Pulsar timing arrays take us closer to figuring out supermassive black holes
Galaxies host supermassive black holes, which weigh millions to billions times more than the sun. When galaxies collide, pairs of supermassive black holes at their centers also lie on the collision course. It may take millions of years before two black holes slam into each other. When the distance between them is small enough, the black hole binary starts to produce ripples in space-time, which are called gravitational waves.
Gravitational waves were first observed in 2015, but they were detected from much smaller black holes, which weigh tens of times the sun. Gravitational waves from supermassive black holes are still a mystery to scientists. Their discovery would be invaluable to determining how galaxies and stars form and evolve, and finding the origin of dark matter.
A recent study led by Dr.

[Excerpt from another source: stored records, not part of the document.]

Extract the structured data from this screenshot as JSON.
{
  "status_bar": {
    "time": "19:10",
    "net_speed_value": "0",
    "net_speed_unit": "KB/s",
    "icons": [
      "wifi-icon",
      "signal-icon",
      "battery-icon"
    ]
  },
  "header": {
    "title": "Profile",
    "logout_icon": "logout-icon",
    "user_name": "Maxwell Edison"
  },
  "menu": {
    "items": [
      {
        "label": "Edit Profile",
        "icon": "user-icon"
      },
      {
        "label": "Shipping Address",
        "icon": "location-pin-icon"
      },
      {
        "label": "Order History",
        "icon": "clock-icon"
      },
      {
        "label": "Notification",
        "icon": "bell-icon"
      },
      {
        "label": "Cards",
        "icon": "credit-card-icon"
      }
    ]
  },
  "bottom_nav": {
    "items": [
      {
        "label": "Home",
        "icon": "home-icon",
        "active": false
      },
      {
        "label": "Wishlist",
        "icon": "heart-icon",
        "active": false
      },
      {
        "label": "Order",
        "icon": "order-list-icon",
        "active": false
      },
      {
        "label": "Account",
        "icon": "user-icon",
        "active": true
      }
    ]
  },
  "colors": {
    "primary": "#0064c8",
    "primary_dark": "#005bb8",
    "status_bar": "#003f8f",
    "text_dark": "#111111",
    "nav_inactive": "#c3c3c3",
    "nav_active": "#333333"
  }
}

Boris Goncharov and Professor Ryan Shannon—both researchers from the ARC Centre of Excellence for Gravitational Wave Discovery (OzGrav)—addressed this puzzle. Using the most recent data from the Australian experiment known as the Parkes Pulsar Timing Array, the scientists searched for these mystery gravitational waves from supermassive black holes.

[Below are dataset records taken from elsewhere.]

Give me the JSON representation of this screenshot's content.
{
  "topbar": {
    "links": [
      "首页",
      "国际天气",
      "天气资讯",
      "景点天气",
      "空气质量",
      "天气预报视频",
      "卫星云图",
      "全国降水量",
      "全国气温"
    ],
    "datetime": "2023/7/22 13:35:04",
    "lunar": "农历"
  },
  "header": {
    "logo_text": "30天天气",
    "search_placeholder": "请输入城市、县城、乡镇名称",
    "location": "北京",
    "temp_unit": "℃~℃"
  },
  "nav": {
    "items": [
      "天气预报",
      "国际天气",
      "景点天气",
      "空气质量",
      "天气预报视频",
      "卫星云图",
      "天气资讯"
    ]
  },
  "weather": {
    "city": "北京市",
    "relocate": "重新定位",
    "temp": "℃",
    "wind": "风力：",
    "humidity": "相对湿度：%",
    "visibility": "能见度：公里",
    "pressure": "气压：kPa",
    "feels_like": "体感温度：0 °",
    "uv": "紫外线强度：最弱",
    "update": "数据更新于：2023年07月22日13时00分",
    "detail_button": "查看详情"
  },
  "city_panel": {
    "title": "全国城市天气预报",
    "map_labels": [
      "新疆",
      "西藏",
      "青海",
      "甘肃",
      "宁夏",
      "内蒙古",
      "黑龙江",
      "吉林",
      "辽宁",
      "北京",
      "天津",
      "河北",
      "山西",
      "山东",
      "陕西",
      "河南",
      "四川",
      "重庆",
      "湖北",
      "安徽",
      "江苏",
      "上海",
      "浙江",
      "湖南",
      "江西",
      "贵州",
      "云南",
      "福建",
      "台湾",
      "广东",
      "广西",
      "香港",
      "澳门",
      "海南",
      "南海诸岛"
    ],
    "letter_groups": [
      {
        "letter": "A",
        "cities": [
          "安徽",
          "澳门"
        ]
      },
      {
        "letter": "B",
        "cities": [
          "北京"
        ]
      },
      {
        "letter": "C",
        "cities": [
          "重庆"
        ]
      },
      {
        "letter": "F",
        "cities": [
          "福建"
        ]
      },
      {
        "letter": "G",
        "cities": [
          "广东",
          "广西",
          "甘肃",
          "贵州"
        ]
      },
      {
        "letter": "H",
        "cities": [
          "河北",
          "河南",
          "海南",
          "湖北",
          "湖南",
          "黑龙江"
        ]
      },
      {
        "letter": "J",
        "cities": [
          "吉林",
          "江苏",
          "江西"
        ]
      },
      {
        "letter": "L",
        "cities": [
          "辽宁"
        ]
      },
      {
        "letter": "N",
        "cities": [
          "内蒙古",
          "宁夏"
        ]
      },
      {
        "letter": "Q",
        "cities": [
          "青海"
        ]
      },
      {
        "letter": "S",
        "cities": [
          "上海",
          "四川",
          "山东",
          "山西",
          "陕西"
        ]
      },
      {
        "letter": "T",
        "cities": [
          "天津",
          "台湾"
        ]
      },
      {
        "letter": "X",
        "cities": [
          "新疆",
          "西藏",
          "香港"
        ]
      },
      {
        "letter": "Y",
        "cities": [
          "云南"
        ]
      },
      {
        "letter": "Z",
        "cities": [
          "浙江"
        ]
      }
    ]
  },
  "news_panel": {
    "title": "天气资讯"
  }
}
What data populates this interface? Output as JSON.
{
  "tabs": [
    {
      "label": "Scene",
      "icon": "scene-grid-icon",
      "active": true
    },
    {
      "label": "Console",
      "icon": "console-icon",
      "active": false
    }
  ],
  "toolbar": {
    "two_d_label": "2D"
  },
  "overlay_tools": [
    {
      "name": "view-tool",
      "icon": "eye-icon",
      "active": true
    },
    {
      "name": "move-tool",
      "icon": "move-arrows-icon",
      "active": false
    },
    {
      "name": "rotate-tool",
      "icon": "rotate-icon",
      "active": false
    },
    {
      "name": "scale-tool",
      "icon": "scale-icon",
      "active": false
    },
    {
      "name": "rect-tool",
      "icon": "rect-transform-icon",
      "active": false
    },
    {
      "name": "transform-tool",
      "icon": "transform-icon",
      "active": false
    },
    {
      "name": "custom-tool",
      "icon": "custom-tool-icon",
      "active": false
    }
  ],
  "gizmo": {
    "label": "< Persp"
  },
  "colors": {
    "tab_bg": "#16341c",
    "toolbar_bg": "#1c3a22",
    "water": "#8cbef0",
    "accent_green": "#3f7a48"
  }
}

The experiment observed radio pulsars: extremely dense collapsed cores of massive supergiant stars (called neutron stars) that pulse out radio waves, like a lighthouse beam. The timing of these pulses is extremely precise, whereas the background of gravitational waves advances and delays pulse arrival times in a predicted pattern across the sky, by around the same amount in all pulsars. The researchers now report that arrival times of these radio waves do show deviations with similar properties, as we expect from gravitational waves. However, more data is needed to conclude whether radio wave arrival times are correlated in all pulsars across the sky, which is considered the "smoking gun." Similar results have also been obtained by collaborations based in North America and Europe. These collaborations, along with groups based in India, China, and South Africa, are actively combining datasets under the International Pulsar Timing Array, to improve the sky coverage.

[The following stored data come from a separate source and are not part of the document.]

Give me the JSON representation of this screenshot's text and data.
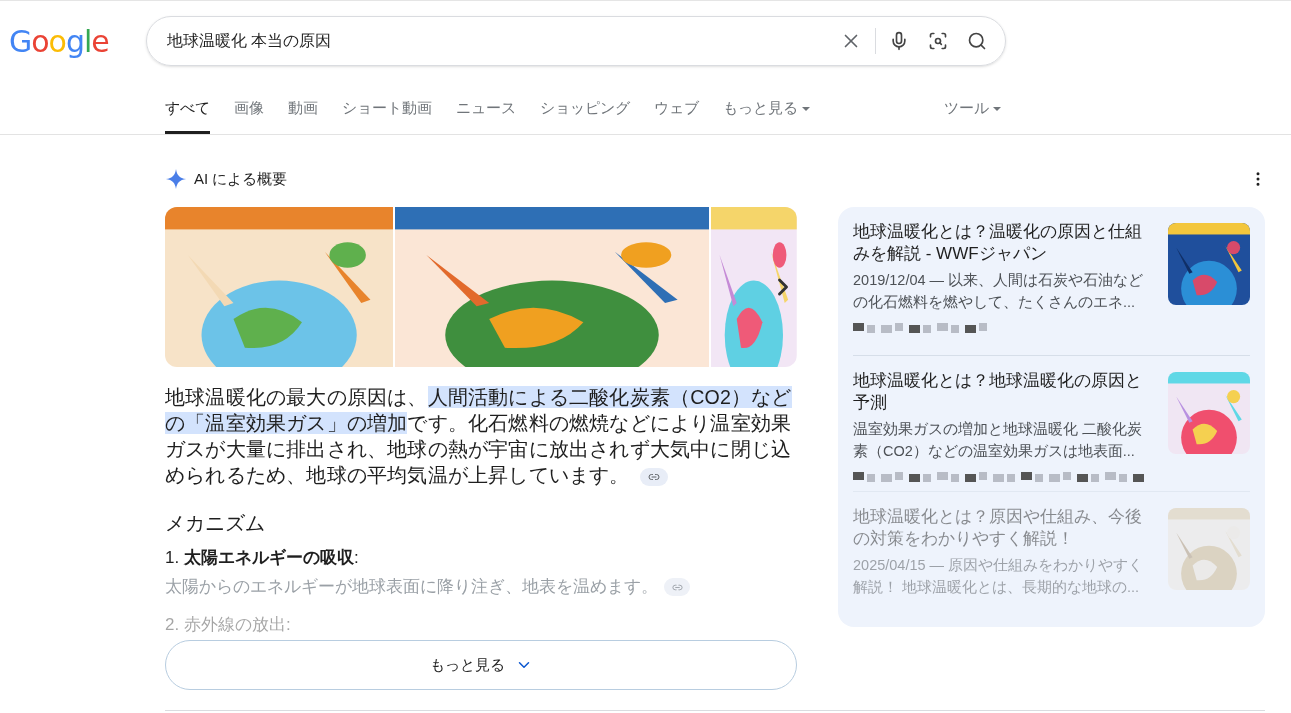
{
  "logo": "Google",
  "search": {
    "value": "地球温暖化 本当の原因"
  },
  "tabs": [
    {
      "label": "すべて",
      "selected": true,
      "dropdown": false
    },
    {
      "label": "画像",
      "selected": false,
      "dropdown": false
    },
    {
      "label": "動画",
      "selected": false,
      "dropdown": false
    },
    {
      "label": "ショート動画",
      "selected": false,
      "dropdown": false
    },
    {
      "label": "ニュース",
      "selected": false,
      "dropdown": false
    },
    {
      "label": "ショッピング",
      "selected": false,
      "dropdown": false
    },
    {
      "label": "ウェブ",
      "selected": false,
      "dropdown": false
    },
    {
      "label": "もっと見る",
      "selected": false,
      "dropdown": true
    }
  ],
  "tools": {
    "label": "ツール"
  },
  "ai_overview": {
    "title": "AI による概要",
    "summary": [
      {
        "text": "地球温暖化の最大の原因は、",
        "highlighted": false
      },
      {
        "text": "人間活動による二酸化炭素（CO2）などの「温室効果ガス」の増加",
        "highlighted": true
      },
      {
        "text": "です。化石燃料の燃焼などにより温室効果ガスが大量に排出され、地球の熱が宇宙に放出されず大気中に閉じ込められるため、地球の平均気温が上昇しています。",
        "highlighted": false
      }
    ],
    "heading": "メカニズム",
    "items": [
      {
        "title": "1. **太陽エネルギーの吸収**:",
        "text": "太陽からのエネルギーが地球表面に降り注ぎ、地表を温めます。",
        "faded": false
      },
      {
        "title": "2. 赤外線の放出:",
        "faded": true
      }
    ],
    "more_button": "もっと見る"
  },
  "sources": [
    {
      "title": "地球温暖化とは？温暖化の原因と仕組みを解説 - WWFジャパン",
      "snippet": "2019/12/04 — 以来、人間は石炭や石油などの化石燃料を燃やして、たくさんのエネ...",
      "faded": false
    },
    {
      "title": "地球温暖化とは？地球温暖化の原因と予測",
      "snippet": "温室効果ガスの増加と地球温暖化 二酸化炭素（CO2）などの温室効果ガスは地表面...",
      "faded": false
    },
    {
      "title": "地球温暖化とは？原因や仕組み、今後の対策をわかりやすく解説！",
      "snippet": "2025/04/15 — 原因や仕組みをわかりやすく解説！ 地球温暖化とは、長期的な地球の...",
      "faded": true
    }
  ]
}
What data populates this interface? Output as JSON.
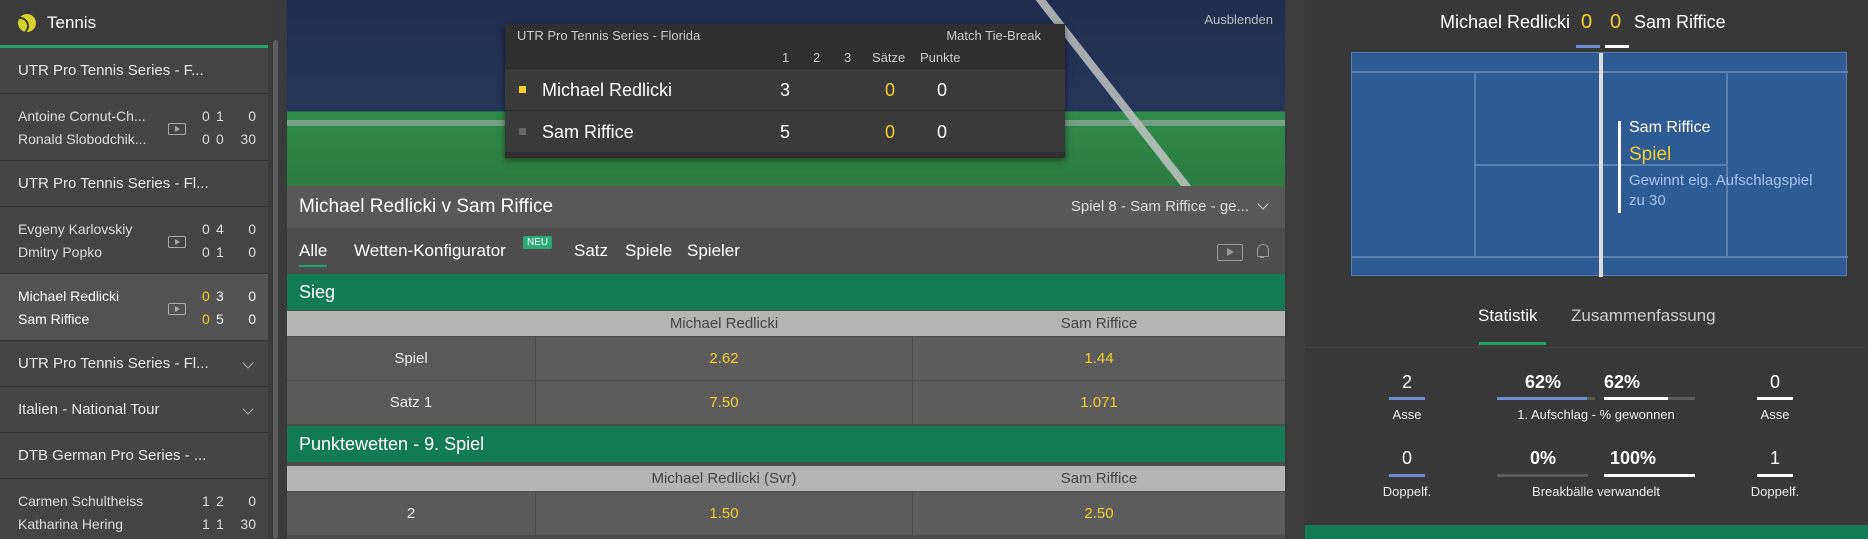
{
  "sidebar": {
    "title": "Tennis",
    "items": [
      {
        "type": "league",
        "label": "UTR Pro Tennis Series - F..."
      },
      {
        "type": "match",
        "p1": "Antoine Cornut-Ch...",
        "p2": "Ronald Slobodchik...",
        "s1": [
          "0",
          "1",
          "0"
        ],
        "s2": [
          "0",
          "0",
          "30"
        ],
        "active": false
      },
      {
        "type": "league",
        "label": "UTR Pro Tennis Series - Fl..."
      },
      {
        "type": "match",
        "p1": "Evgeny Karlovskiy",
        "p2": "Dmitry Popko",
        "s1": [
          "0",
          "4",
          "0"
        ],
        "s2": [
          "0",
          "1",
          "0"
        ],
        "active": false
      },
      {
        "type": "match",
        "p1": "Michael Redlicki",
        "p2": "Sam Riffice",
        "s1": [
          "0",
          "3",
          "0"
        ],
        "s2": [
          "0",
          "5",
          "0"
        ],
        "active": true
      },
      {
        "type": "league",
        "label": "UTR Pro Tennis Series - Fl...",
        "chevron": true
      },
      {
        "type": "league",
        "label": "Italien - National Tour",
        "chevron": true
      },
      {
        "type": "league",
        "label": "DTB German Pro Series - ..."
      },
      {
        "type": "match",
        "p1": "Carmen Schultheiss",
        "p2": "Katharina Hering",
        "s1": [
          "1",
          "2",
          "0"
        ],
        "s2": [
          "1",
          "1",
          "30"
        ],
        "active": false
      }
    ]
  },
  "scoreboard": {
    "hide": "Ausblenden",
    "tournament": "UTR Pro Tennis Series - Florida",
    "mode": "Match Tie-Break",
    "headers": [
      "1",
      "2",
      "3",
      "Sätze",
      "Punkte"
    ],
    "p1": {
      "name": "Michael Redlicki",
      "set1": "3",
      "sets": "0",
      "points": "0"
    },
    "p2": {
      "name": "Sam Riffice",
      "set1": "5",
      "sets": "0",
      "points": "0"
    }
  },
  "match": {
    "title": "Michael Redlicki v Sam Riffice",
    "game": "Spiel 8 - Sam Riffice - ge..."
  },
  "tabs": [
    {
      "label": "Alle",
      "active": true
    },
    {
      "label": "Wetten-Konfigurator",
      "badge": "NEU"
    },
    {
      "label": "Satz"
    },
    {
      "label": "Spiele"
    },
    {
      "label": "Spieler"
    }
  ],
  "markets": {
    "sieg": {
      "title": "Sieg",
      "col1": "Michael Redlicki",
      "col2": "Sam Riffice",
      "rows": [
        {
          "label": "Spiel",
          "o1": "2.62",
          "o2": "1.44"
        },
        {
          "label": "Satz 1",
          "o1": "7.50",
          "o2": "1.071"
        }
      ]
    },
    "punkte": {
      "title": "Punktewetten - 9. Spiel",
      "col1": "Michael Redlicki (Svr)",
      "col2": "Sam Riffice",
      "rows": [
        {
          "label": "2",
          "o1": "1.50",
          "o2": "2.50"
        }
      ]
    }
  },
  "right": {
    "p1": "Michael Redlicki",
    "p1_score": "0",
    "p2_score": "0",
    "p2": "Sam Riffice",
    "event": {
      "player": "Sam Riffice",
      "action": "Spiel",
      "desc": "Gewinnt eig. Aufschlagspiel zu 30"
    },
    "tabs": {
      "stats": "Statistik",
      "summary": "Zusammenfassung"
    },
    "stats": {
      "aces_p1": "2",
      "aces_label": "Asse",
      "aces_p2": "0",
      "first_serve_p1": "62%",
      "first_serve_p2": "62%",
      "first_serve_label": "1. Aufschlag - % gewonnen",
      "df_p1": "0",
      "df_label": "Doppelf.",
      "df_p2": "1",
      "bp_p1": "0%",
      "bp_p2": "100%",
      "bp_label": "Breakbälle verwandelt"
    }
  },
  "colors": {
    "accent": "#1fa36b",
    "market_green": "#127a55",
    "odds": "#f3d02f",
    "court": "#2e5b94"
  }
}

This discovery is considered a precursor to the detection of gravitational waves from supermassive blackholes. However, Dr. Goncharov and colleagues point out that the observed variations in the radio wave arrival times might also be due to pulsar-intrinsic noise. Dr. Goncharov said: "To find out if the observed "common" drift has a gravitational wave origin, or if the gravitational-wave signal is deeper in the noise, we must continue working with new data from a growing number of pulsar timing arrays across the world."